As tropas entraram no campo fortemente fortificado na quarta-feira, como parte de uma transferência das Forças Democráticas Sírias (SDF), lideradas pelos curdos, que supervisionavam o campo nos últimos sete anos, enquanto o governo sírio prometia proteger as instalações.
Al-Hawl acolhe aproximadamente 24 mil pessoas de 42 nacionalidades diferentes, a maioria das quais são familiares de supostos combatentes do EI e alegados membros do grupo. Durante anos, autoridades curdas e humanitários instaram os países a retirarem os seus cidadãos dos campos e a processá-los em casa, alertando que as condições ali são intoleráveis.
O campo tem sido motivo de preocupação internacional porque os especialistas em segurança dizem que é um foco de extremismo e que uma fuga da prisão poderia ajudar o EI a reagrupar-se na Síria e noutros locais.
O governo sírio acusou as forças curdas de recuar e deixar a prisão desprotegida, causando a fuga de alguns detidos.
um cenário semelhante Revelado na prisão de Shaddaadi À medida que as FDS recuavam face ao avanço das forças, 120 prisioneiros escaparam. As FDS negaram ter permitido a fuga de prisioneiros em qualquer local.
O Ministério da Defesa da Síria disse na terça-feira que estava pronto para assumir a responsabilidade por al-Hawl e outros campos de detidos do EI, e que estava a adoptar procedimentos apropriados para proteger as instalações. Esteve em contacto com a coligação internacional liderada pelos EUA para derrotar o EI, o que ajuda a proteger os campos.

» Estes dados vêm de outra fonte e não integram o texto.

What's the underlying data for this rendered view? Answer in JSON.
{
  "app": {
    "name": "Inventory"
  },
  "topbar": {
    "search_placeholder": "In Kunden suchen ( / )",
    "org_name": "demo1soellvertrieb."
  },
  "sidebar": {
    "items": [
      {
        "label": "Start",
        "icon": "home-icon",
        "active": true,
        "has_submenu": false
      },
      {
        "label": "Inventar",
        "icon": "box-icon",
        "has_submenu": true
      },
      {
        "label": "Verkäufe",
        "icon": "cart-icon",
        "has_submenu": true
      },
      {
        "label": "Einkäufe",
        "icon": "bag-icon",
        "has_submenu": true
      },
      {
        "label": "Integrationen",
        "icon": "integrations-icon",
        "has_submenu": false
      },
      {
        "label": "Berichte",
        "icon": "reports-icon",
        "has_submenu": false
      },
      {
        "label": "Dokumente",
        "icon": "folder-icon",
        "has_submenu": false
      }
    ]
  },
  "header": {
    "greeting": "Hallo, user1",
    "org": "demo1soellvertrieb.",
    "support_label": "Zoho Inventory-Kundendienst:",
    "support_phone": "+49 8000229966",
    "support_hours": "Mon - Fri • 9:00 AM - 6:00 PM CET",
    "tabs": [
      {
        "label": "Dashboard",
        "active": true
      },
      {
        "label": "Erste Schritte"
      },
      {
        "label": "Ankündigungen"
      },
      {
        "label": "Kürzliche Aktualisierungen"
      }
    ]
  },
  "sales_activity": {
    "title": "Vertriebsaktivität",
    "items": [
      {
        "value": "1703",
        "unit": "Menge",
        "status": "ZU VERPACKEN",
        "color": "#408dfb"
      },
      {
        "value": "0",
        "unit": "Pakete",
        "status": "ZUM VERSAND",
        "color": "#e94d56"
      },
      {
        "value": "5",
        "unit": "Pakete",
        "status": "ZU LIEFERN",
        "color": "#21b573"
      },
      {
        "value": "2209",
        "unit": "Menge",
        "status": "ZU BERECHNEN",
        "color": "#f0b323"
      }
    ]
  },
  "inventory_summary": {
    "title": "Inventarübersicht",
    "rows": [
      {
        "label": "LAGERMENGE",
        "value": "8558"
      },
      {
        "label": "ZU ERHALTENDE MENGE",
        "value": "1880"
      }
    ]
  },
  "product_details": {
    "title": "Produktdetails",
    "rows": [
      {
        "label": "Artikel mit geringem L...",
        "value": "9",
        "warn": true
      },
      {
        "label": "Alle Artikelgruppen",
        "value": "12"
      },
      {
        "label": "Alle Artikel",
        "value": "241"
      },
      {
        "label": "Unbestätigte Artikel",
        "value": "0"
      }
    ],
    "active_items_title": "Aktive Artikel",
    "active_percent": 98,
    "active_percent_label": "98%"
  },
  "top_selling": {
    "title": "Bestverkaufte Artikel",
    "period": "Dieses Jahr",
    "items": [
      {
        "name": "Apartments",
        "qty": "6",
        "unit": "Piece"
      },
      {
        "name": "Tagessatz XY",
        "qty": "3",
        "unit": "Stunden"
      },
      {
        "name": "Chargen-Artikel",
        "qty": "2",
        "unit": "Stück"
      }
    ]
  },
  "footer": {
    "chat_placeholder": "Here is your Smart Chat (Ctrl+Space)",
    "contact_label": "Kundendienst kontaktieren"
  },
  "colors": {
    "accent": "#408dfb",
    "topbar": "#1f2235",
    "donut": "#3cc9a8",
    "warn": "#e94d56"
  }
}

As FDS ainda controlam várias prisões e campos de detenção para suspeitos de serem membros do EI, incluindo o campo de al-Roj, que acolhe Shamima Begum, nascida em Londres. Ele foi destituído de sua cidadania britânica pelo governo do Reino Unido em 2019 Deixou Londres ainda estudante e viajou secretamente com dois amigos vivendo sob o Estado Islâmico Em 2015.
As FDS alertaram a comunidade internacional sobre a sua capacidade de manter o controlo sobre as instalações de detenção do EI caso este seja alvo de outro ataque do governo sírio.
As forças governamentais invadiram o nordeste da Síria na semana passada e capturaram grandes áreas de território. As FDS, que controlaram cerca de um terço da Síria nos últimos sete anos, perderam a maior parte das áreas sob o seu controlo, particularmente as vastas províncias de maioria árabe de Deir ez-Zor e Raqqa.
Os combates cessaram na terça-feira depois que ambos os lados chegaram a um cessar-fogo de quatro dias, que o governo sírio disse ter como objetivo dar às FDS um período de carência para implementar um acordo permanente. Os dois lados concordaram, em princípio, com um plano de paz de 14 pontos, segundo o qual as FDS renderiam a maior parte das forças do seu regime em Damasco e se integrariam no Exército Sírio, enquanto as áreas de maioria curda no nordeste seriam deixadas sob a supervisão das forças de segurança locais, em vez do Exército Sírio.
Se as FDS não conseguirem implementar o acordo de 14 pontos, os combates entre os dois lados serão retomados.
As forças curdas têm pouco espaço para manobrar ou pedir mais concessões, uma vez que o seu principal apoiante, os EUA, deixou claro que quer que a autoridade curda seja trazida para dentro do âmbito do Estado.
Na terça-feira, o enviado dos EUA para a Síria, Tom Barrack, disse que o acordo era uma “oportunidade”. Curdos na Síria para serem integrados no Estado sírio e instou as FDS a aceitarem os termos de Damasco. O “propósito original” das FDS como força para combater o EI tinha em grande parte terminado, disse Barrack, quando Damasco se tornou o principal parceiro de Washington na Síria.